The U.S. government has announced a new tranche of tariffs on solar panel imports from four Southeast Asian nations, in response to complaints from U.S. manufacturers that companies based in the countries are flooding the market with unfairly cheap goods.
The ruling is the second of two decisions expected from the U.S. Commerce Department in connection with a trade complaint filed by the American Alliance for Solar Manufacturing Trade Committee, a group of seven leading solar producers, in April.
The group, which includes South Korea’s Hanwha Qcells USA Inc. and the U.S. firm First Solar Inc., has accused Chinese solar panel manufacturers with factories in Cambodia, Malaysia, Thailand, and Vietnam of benefitting from unfair Chinese government subsidies, and flooding the U.S. market with panels priced below the cost of production.
According to a preliminary decision released on Friday, Reuters reported, the Commerce Department agreed with the Committee that crystalline silicon photovoltaic (PV) cells and related components from the four nations are being unfairly sold below their production costs in the U.S. Last year, these four countries made up around 80 percent of U.S. imports of solar panels and related components.
It then announced it was imposing duties of up to 271.2 percent on solar cells from the four nations, depending on the country and company in question.
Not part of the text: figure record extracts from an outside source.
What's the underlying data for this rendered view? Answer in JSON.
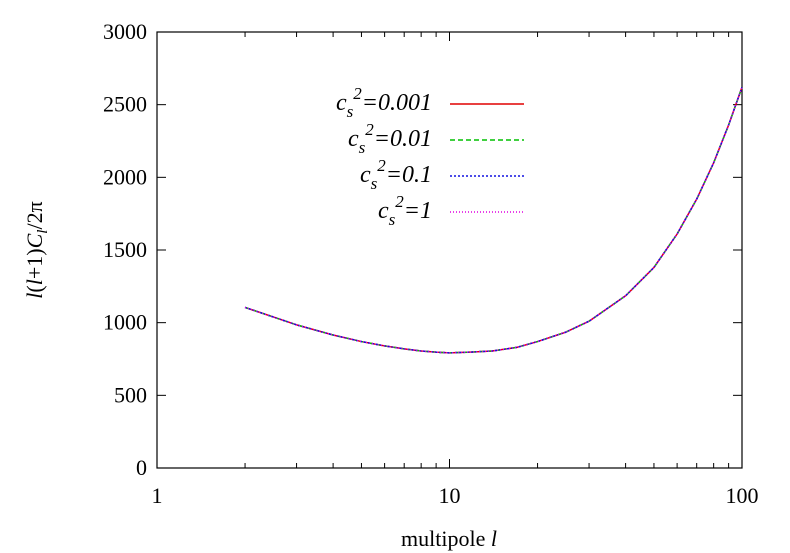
{
  "chart_data": {
    "type": "line",
    "title": "",
    "xlabel": "multipole l",
    "ylabel": "l(l+1)C_l/2π",
    "x_scale": "log",
    "xlim": [
      1,
      100
    ],
    "ylim": [
      0,
      3000
    ],
    "x_ticks": [
      {
        "value": 1,
        "label": "1"
      },
      {
        "value": 10,
        "label": "10"
      },
      {
        "value": 100,
        "label": "100"
      }
    ],
    "y_ticks": [
      {
        "value": 0,
        "label": "0"
      },
      {
        "value": 500,
        "label": "500"
      },
      {
        "value": 1000,
        "label": "1000"
      },
      {
        "value": 1500,
        "label": "1500"
      },
      {
        "value": 2000,
        "label": "2000"
      },
      {
        "value": 2500,
        "label": "2500"
      },
      {
        "value": 3000,
        "label": "3000"
      }
    ],
    "grid": false,
    "legend_position": "top-center",
    "series": [
      {
        "name": "c_s^2=0.001",
        "name_base": "c",
        "name_sub": "s",
        "name_sup": "2",
        "name_value": "=0.001",
        "color": "#e00000",
        "dash": "solid",
        "x": [
          2,
          3,
          4,
          5,
          6,
          7,
          8,
          9,
          10,
          12,
          14,
          17,
          20,
          25,
          30,
          40,
          50,
          60,
          70,
          80,
          90,
          100
        ],
        "y": [
          1105,
          985,
          915,
          870,
          840,
          820,
          805,
          797,
          792,
          798,
          805,
          830,
          870,
          935,
          1010,
          1185,
          1380,
          1610,
          1850,
          2100,
          2360,
          2620
        ]
      },
      {
        "name": "c_s^2=0.01",
        "name_base": "c",
        "name_sub": "s",
        "name_sup": "2",
        "name_value": "=0.01",
        "color": "#00c000",
        "dash": "dashed",
        "x": [
          2,
          3,
          4,
          5,
          6,
          7,
          8,
          9,
          10,
          12,
          14,
          17,
          20,
          25,
          30,
          40,
          50,
          60,
          70,
          80,
          90,
          100
        ],
        "y": [
          1105,
          985,
          915,
          870,
          840,
          820,
          805,
          797,
          792,
          798,
          805,
          830,
          870,
          935,
          1010,
          1185,
          1380,
          1610,
          1850,
          2100,
          2360,
          2620
        ]
      },
      {
        "name": "c_s^2=0.1",
        "name_base": "c",
        "name_sub": "s",
        "name_sup": "2",
        "name_value": "=0.1",
        "color": "#1010e0",
        "dash": "dotted",
        "x": [
          2,
          3,
          4,
          5,
          6,
          7,
          8,
          9,
          10,
          12,
          14,
          17,
          20,
          25,
          30,
          40,
          50,
          60,
          70,
          80,
          90,
          100
        ],
        "y": [
          1105,
          985,
          915,
          870,
          840,
          820,
          805,
          797,
          792,
          798,
          805,
          830,
          870,
          935,
          1010,
          1185,
          1380,
          1610,
          1850,
          2100,
          2360,
          2620
        ]
      },
      {
        "name": "c_s^2=1",
        "name_base": "c",
        "name_sub": "s",
        "name_sup": "2",
        "name_value": "=1",
        "color": "#e000e0",
        "dash": "fine-dotted",
        "x": [
          2,
          3,
          4,
          5,
          6,
          7,
          8,
          9,
          10,
          12,
          14,
          17,
          20,
          25,
          30,
          40,
          50,
          60,
          70,
          80,
          90,
          100
        ],
        "y": [
          1105,
          985,
          915,
          870,
          840,
          820,
          805,
          797,
          792,
          798,
          805,
          830,
          870,
          935,
          1010,
          1185,
          1380,
          1610,
          1850,
          2100,
          2360,
          2620
        ]
      }
    ]
  }
}
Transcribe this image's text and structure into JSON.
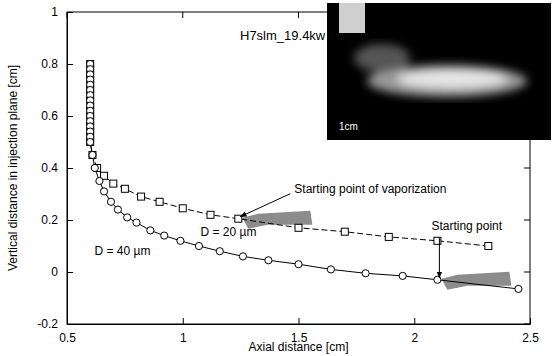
{
  "chart_data": {
    "type": "line",
    "title": "H7slm_19.4kw",
    "x_label": "Axial distance [cm]",
    "y_label": "Vertical distance in injection plane [cm]",
    "xlim": [
      0.5,
      2.5
    ],
    "ylim": [
      -0.2,
      1
    ],
    "xticks": [
      0.5,
      1,
      1.5,
      2,
      2.5
    ],
    "yticks": [
      -0.2,
      0,
      0.2,
      0.4,
      0.6,
      0.8,
      1
    ],
    "grid": false,
    "series": [
      {
        "name": "D = 20 µm",
        "color": "#000000",
        "marker": "square",
        "line_style": "dashed",
        "x": [
          0.6,
          0.6,
          0.6,
          0.6,
          0.6,
          0.6,
          0.6,
          0.6,
          0.6,
          0.6,
          0.6,
          0.6,
          0.6,
          0.6,
          0.6,
          0.6,
          0.61,
          0.63,
          0.66,
          0.7,
          0.75,
          0.82,
          0.9,
          1.0,
          1.12,
          1.24,
          1.5,
          1.7,
          1.89,
          2.1,
          2.32
        ],
        "values": [
          0.8,
          0.78,
          0.76,
          0.74,
          0.72,
          0.7,
          0.68,
          0.66,
          0.64,
          0.62,
          0.6,
          0.58,
          0.56,
          0.54,
          0.52,
          0.5,
          0.45,
          0.4,
          0.37,
          0.34,
          0.32,
          0.29,
          0.27,
          0.245,
          0.22,
          0.205,
          0.17,
          0.155,
          0.135,
          0.12,
          0.1
        ]
      },
      {
        "name": "D = 40 µm",
        "color": "#000000",
        "marker": "circle",
        "line_style": "solid",
        "x": [
          0.6,
          0.6,
          0.6,
          0.6,
          0.6,
          0.6,
          0.6,
          0.6,
          0.6,
          0.6,
          0.6,
          0.6,
          0.6,
          0.6,
          0.6,
          0.6,
          0.61,
          0.62,
          0.64,
          0.66,
          0.69,
          0.72,
          0.76,
          0.8,
          0.86,
          0.92,
          0.99,
          1.07,
          1.16,
          1.26,
          1.37,
          1.5,
          1.64,
          1.79,
          1.95,
          2.1,
          2.45
        ],
        "values": [
          0.8,
          0.78,
          0.76,
          0.74,
          0.72,
          0.7,
          0.68,
          0.66,
          0.64,
          0.62,
          0.6,
          0.58,
          0.56,
          0.54,
          0.52,
          0.5,
          0.45,
          0.4,
          0.35,
          0.31,
          0.27,
          0.24,
          0.21,
          0.19,
          0.16,
          0.14,
          0.12,
          0.1,
          0.08,
          0.06,
          0.045,
          0.03,
          0.01,
          -0.005,
          -0.015,
          -0.03,
          -0.065
        ]
      }
    ],
    "annotations": [
      {
        "text": "Starting point of vaporization",
        "x": 1.24,
        "y": 0.205
      },
      {
        "text": "Starting point",
        "x": 2.1,
        "y": -0.03
      }
    ],
    "inset_label": "1cm"
  }
}
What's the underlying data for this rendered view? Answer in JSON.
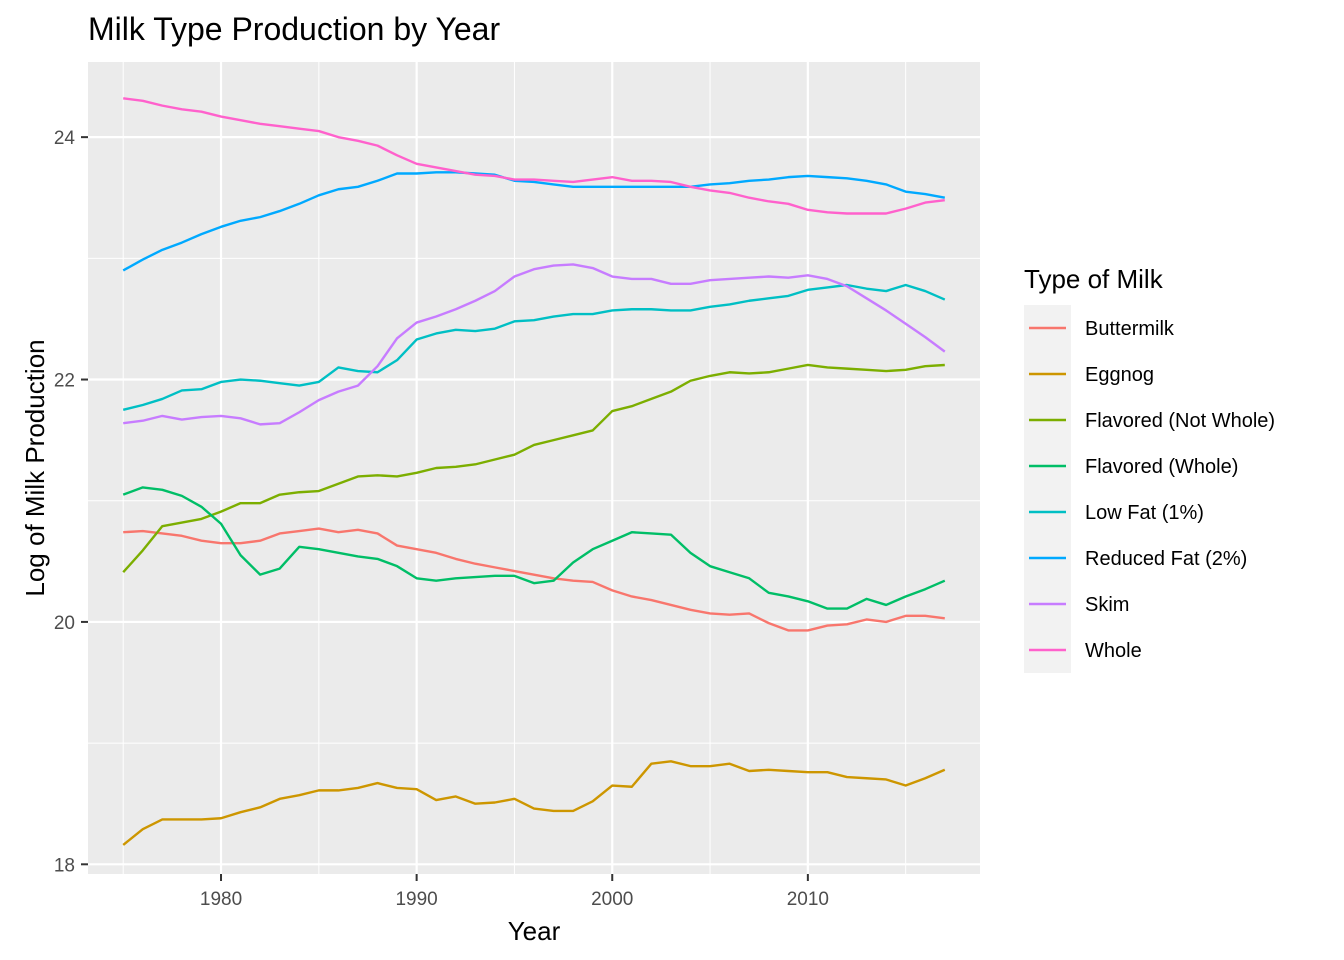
{
  "chart_data": {
    "type": "line",
    "title": "Milk Type Production by Year",
    "xlabel": "Year",
    "ylabel": "Log of Milk Production",
    "xlim": [
      1973.2,
      2018.8
    ],
    "ylim": [
      17.92,
      24.62
    ],
    "x_ticks": [
      1980,
      1990,
      2000,
      2010
    ],
    "y_ticks": [
      18,
      20,
      22,
      24
    ],
    "grid": true,
    "legend": {
      "title": "Type of Milk",
      "position": "right"
    },
    "x": [
      1975,
      1976,
      1977,
      1978,
      1979,
      1980,
      1981,
      1982,
      1983,
      1984,
      1985,
      1986,
      1987,
      1988,
      1989,
      1990,
      1991,
      1992,
      1993,
      1994,
      1995,
      1996,
      1997,
      1998,
      1999,
      2000,
      2001,
      2002,
      2003,
      2004,
      2005,
      2006,
      2007,
      2008,
      2009,
      2010,
      2011,
      2012,
      2013,
      2014,
      2015,
      2016,
      2017
    ],
    "series": [
      {
        "name": "Buttermilk",
        "color": "#F8766D",
        "values": [
          20.74,
          20.75,
          20.73,
          20.71,
          20.67,
          20.65,
          20.65,
          20.67,
          20.73,
          20.75,
          20.77,
          20.74,
          20.76,
          20.73,
          20.63,
          20.6,
          20.57,
          20.52,
          20.48,
          20.45,
          20.42,
          20.39,
          20.36,
          20.34,
          20.33,
          20.26,
          20.21,
          20.18,
          20.14,
          20.1,
          20.07,
          20.06,
          20.07,
          19.99,
          19.93,
          19.93,
          19.97,
          19.98,
          20.02,
          20.0,
          20.05,
          20.05,
          20.03
        ]
      },
      {
        "name": "Eggnog",
        "color": "#CD9600",
        "values": [
          18.16,
          18.29,
          18.37,
          18.37,
          18.37,
          18.38,
          18.43,
          18.47,
          18.54,
          18.57,
          18.61,
          18.61,
          18.63,
          18.67,
          18.63,
          18.62,
          18.53,
          18.56,
          18.5,
          18.51,
          18.54,
          18.46,
          18.44,
          18.44,
          18.52,
          18.65,
          18.64,
          18.83,
          18.85,
          18.81,
          18.81,
          18.83,
          18.77,
          18.78,
          18.77,
          18.76,
          18.76,
          18.72,
          18.71,
          18.7,
          18.65,
          18.71,
          18.78
        ]
      },
      {
        "name": "Flavored  (Not Whole)",
        "color": "#7CAE00",
        "values": [
          20.41,
          20.59,
          20.79,
          20.82,
          20.85,
          20.91,
          20.98,
          20.98,
          21.05,
          21.07,
          21.08,
          21.14,
          21.2,
          21.21,
          21.2,
          21.23,
          21.27,
          21.28,
          21.3,
          21.34,
          21.38,
          21.46,
          21.5,
          21.54,
          21.58,
          21.74,
          21.78,
          21.84,
          21.9,
          21.99,
          22.03,
          22.06,
          22.05,
          22.06,
          22.09,
          22.12,
          22.1,
          22.09,
          22.08,
          22.07,
          22.08,
          22.11,
          22.12
        ]
      },
      {
        "name": "Flavored (Whole)",
        "color": "#00BE67",
        "values": [
          21.05,
          21.11,
          21.09,
          21.04,
          20.95,
          20.81,
          20.55,
          20.39,
          20.44,
          20.62,
          20.6,
          20.57,
          20.54,
          20.52,
          20.46,
          20.36,
          20.34,
          20.36,
          20.37,
          20.38,
          20.38,
          20.32,
          20.34,
          20.49,
          20.6,
          20.67,
          20.74,
          20.73,
          20.72,
          20.57,
          20.46,
          20.41,
          20.36,
          20.24,
          20.21,
          20.17,
          20.11,
          20.11,
          20.19,
          20.14,
          20.21,
          20.27,
          20.34
        ]
      },
      {
        "name": "Low Fat (1%)",
        "color": "#00BFC4",
        "values": [
          21.75,
          21.79,
          21.84,
          21.91,
          21.92,
          21.98,
          22.0,
          21.99,
          21.97,
          21.95,
          21.98,
          22.1,
          22.07,
          22.06,
          22.16,
          22.33,
          22.38,
          22.41,
          22.4,
          22.42,
          22.48,
          22.49,
          22.52,
          22.54,
          22.54,
          22.57,
          22.58,
          22.58,
          22.57,
          22.57,
          22.6,
          22.62,
          22.65,
          22.67,
          22.69,
          22.74,
          22.76,
          22.78,
          22.75,
          22.73,
          22.78,
          22.73,
          22.66
        ]
      },
      {
        "name": "Reduced Fat (2%)",
        "color": "#00A9FF",
        "values": [
          22.9,
          22.99,
          23.07,
          23.13,
          23.2,
          23.26,
          23.31,
          23.34,
          23.39,
          23.45,
          23.52,
          23.57,
          23.59,
          23.64,
          23.7,
          23.7,
          23.71,
          23.71,
          23.7,
          23.69,
          23.64,
          23.63,
          23.61,
          23.59,
          23.59,
          23.59,
          23.59,
          23.59,
          23.59,
          23.59,
          23.61,
          23.62,
          23.64,
          23.65,
          23.67,
          23.68,
          23.67,
          23.66,
          23.64,
          23.61,
          23.55,
          23.53,
          23.5
        ]
      },
      {
        "name": "Skim",
        "color": "#C77CFF",
        "values": [
          21.64,
          21.66,
          21.7,
          21.67,
          21.69,
          21.7,
          21.68,
          21.63,
          21.64,
          21.73,
          21.83,
          21.9,
          21.95,
          22.11,
          22.34,
          22.47,
          22.52,
          22.58,
          22.65,
          22.73,
          22.85,
          22.91,
          22.94,
          22.95,
          22.92,
          22.85,
          22.83,
          22.83,
          22.79,
          22.79,
          22.82,
          22.83,
          22.84,
          22.85,
          22.84,
          22.86,
          22.83,
          22.77,
          22.67,
          22.57,
          22.46,
          22.35,
          22.23
        ]
      },
      {
        "name": "Whole",
        "color": "#FF61CC",
        "values": [
          24.32,
          24.3,
          24.26,
          24.23,
          24.21,
          24.17,
          24.14,
          24.11,
          24.09,
          24.07,
          24.05,
          24.0,
          23.97,
          23.93,
          23.85,
          23.78,
          23.75,
          23.72,
          23.69,
          23.68,
          23.65,
          23.65,
          23.64,
          23.63,
          23.65,
          23.67,
          23.64,
          23.64,
          23.63,
          23.59,
          23.56,
          23.54,
          23.5,
          23.47,
          23.45,
          23.4,
          23.38,
          23.37,
          23.37,
          23.37,
          23.41,
          23.46,
          23.48
        ]
      }
    ]
  }
}
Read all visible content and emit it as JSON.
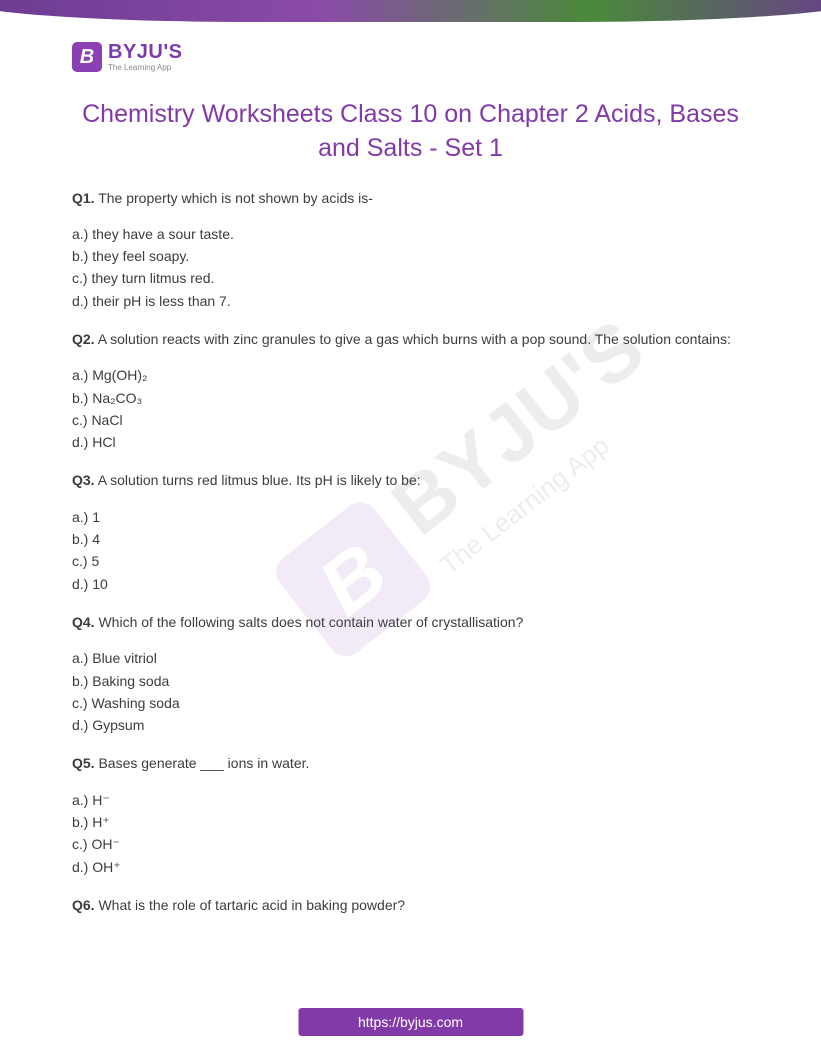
{
  "brand": {
    "logo_letter": "B",
    "name": "BYJU'S",
    "tagline": "The Learning App",
    "primary_color": "#813aa8",
    "logo_bg": "#8a3fb5"
  },
  "title": "Chemistry Worksheets Class 10 on Chapter 2 Acids, Bases and Salts - Set 1",
  "questions": [
    {
      "prefix": "Q1.",
      "text": "The property which is not shown by acids is-",
      "options": [
        "a.) they have a sour taste.",
        "b.) they feel soapy.",
        "c.) they turn litmus red.",
        "d.) their pH is less than 7."
      ]
    },
    {
      "prefix": "Q2.",
      "text": "A solution reacts with zinc granules to give a gas which burns with a pop sound. The solution contains:",
      "options": [
        "a.) Mg(OH)₂",
        "b.) Na₂CO₃",
        "c.) NaCl",
        "d.) HCl"
      ]
    },
    {
      "prefix": "Q3.",
      "text": "A solution turns red litmus blue. Its pH is likely to be:",
      "options": [
        "a.) 1",
        "b.) 4",
        "c.) 5",
        "d.) 10"
      ]
    },
    {
      "prefix": "Q4.",
      "text": "Which of the following salts does not contain water of crystallisation?",
      "options": [
        "a.) Blue vitriol",
        "b.) Baking soda",
        "c.) Washing soda",
        "d.) Gypsum"
      ]
    },
    {
      "prefix": "Q5.",
      "text": "Bases generate ___ ions in water.",
      "options": [
        "a.) H⁻",
        "b.) H⁺",
        "c.) OH⁻",
        "d.) OH⁺"
      ]
    },
    {
      "prefix": "Q6.",
      "text": "What is the role of tartaric acid in baking powder?",
      "options": []
    }
  ],
  "footer_url": "https://byjus.com",
  "text_color": "#3c3c3c",
  "title_color": "#813aa8"
}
The Chinese firm Jinko Solar has received duties of 21.31 percent for products made in Malaysia and 56.51 percent for those produced in Vietnam. Trina Solar, another Chinese company, has been slapped with a dumping margin of 77.85 percent for products it makes in Thailand and 54.46 percent for those it produces in Vietnam. Solar imports from Cambodia face a blanket rate of 117.12 percent, while Vietnam-based exporters not otherwise specified by the Commerce Department are subject to a rate of 271.28 percent.
The announcement comes two months after the Commerce Department issued its preliminary findings from the related complaint filed by the American Alliance for Solar Manufacturing Trade Committee. Accepting the Committee’s claim that solar imports from Southeast Asia are unfairly benefiting from government aid, the Department then announced anti-subsidy countervailing duties on all solar imports from the four Southeast Asian nations.
Like the earlier determination, Friday’s announcement was greeted as a victory by the solar companies and their advocates. “With these preliminary duties, we are moving closer to addressing years of harmful unfair trade and protecting billions of dollars of investment in new American solar manufacturing and supply chains,” Tim Brightbill, the lead counsel to the petitioners, told Bloomberg. Critics have also argued – probably rightly – that the new duties could have negative impacts on American companies that rely on cheap solar imports, while slowing down the U.S.’s green energy transition.
As Reuters reports, the department’s final determinations are set for April 18, 2025, with the final duties subject to change. The Commerce Department’s International Trade Administration is then set to finalize its determinations the following June 2, followed by its “final orders” on June 9.
The two recent decisions are part of a broader, and largely bipartisan, U.S. effort to protect U.S. manufacturers and fight what the Biden administration describes as Chinese industrial overcapacity, particularly in clean energy technologies – a fight that will no doubt continue under the stridently protectionist President-elect Donald Trump.
It also invariably highlights the whack-a-mole nature of such efforts in a world of complex and entwined manufacturing supply chains. As I noted when the first preliminary decision was announced last month, the decision has only been necessary because Chinese firms have responded to earlier U.S. tariffs and duties by shifting production to third countries where such measures are not in place. As quickly as tariffs rise, these manufacturers can be expected to seek out new ways of evading the new duties. They obviously can’t continue to do so forever – but to the extent that Southeast Asian nations have been obvious bases for Chinese manufacturing, and even competed to attract it, the region is likely to come under close U.S. scrutiny in the years to come.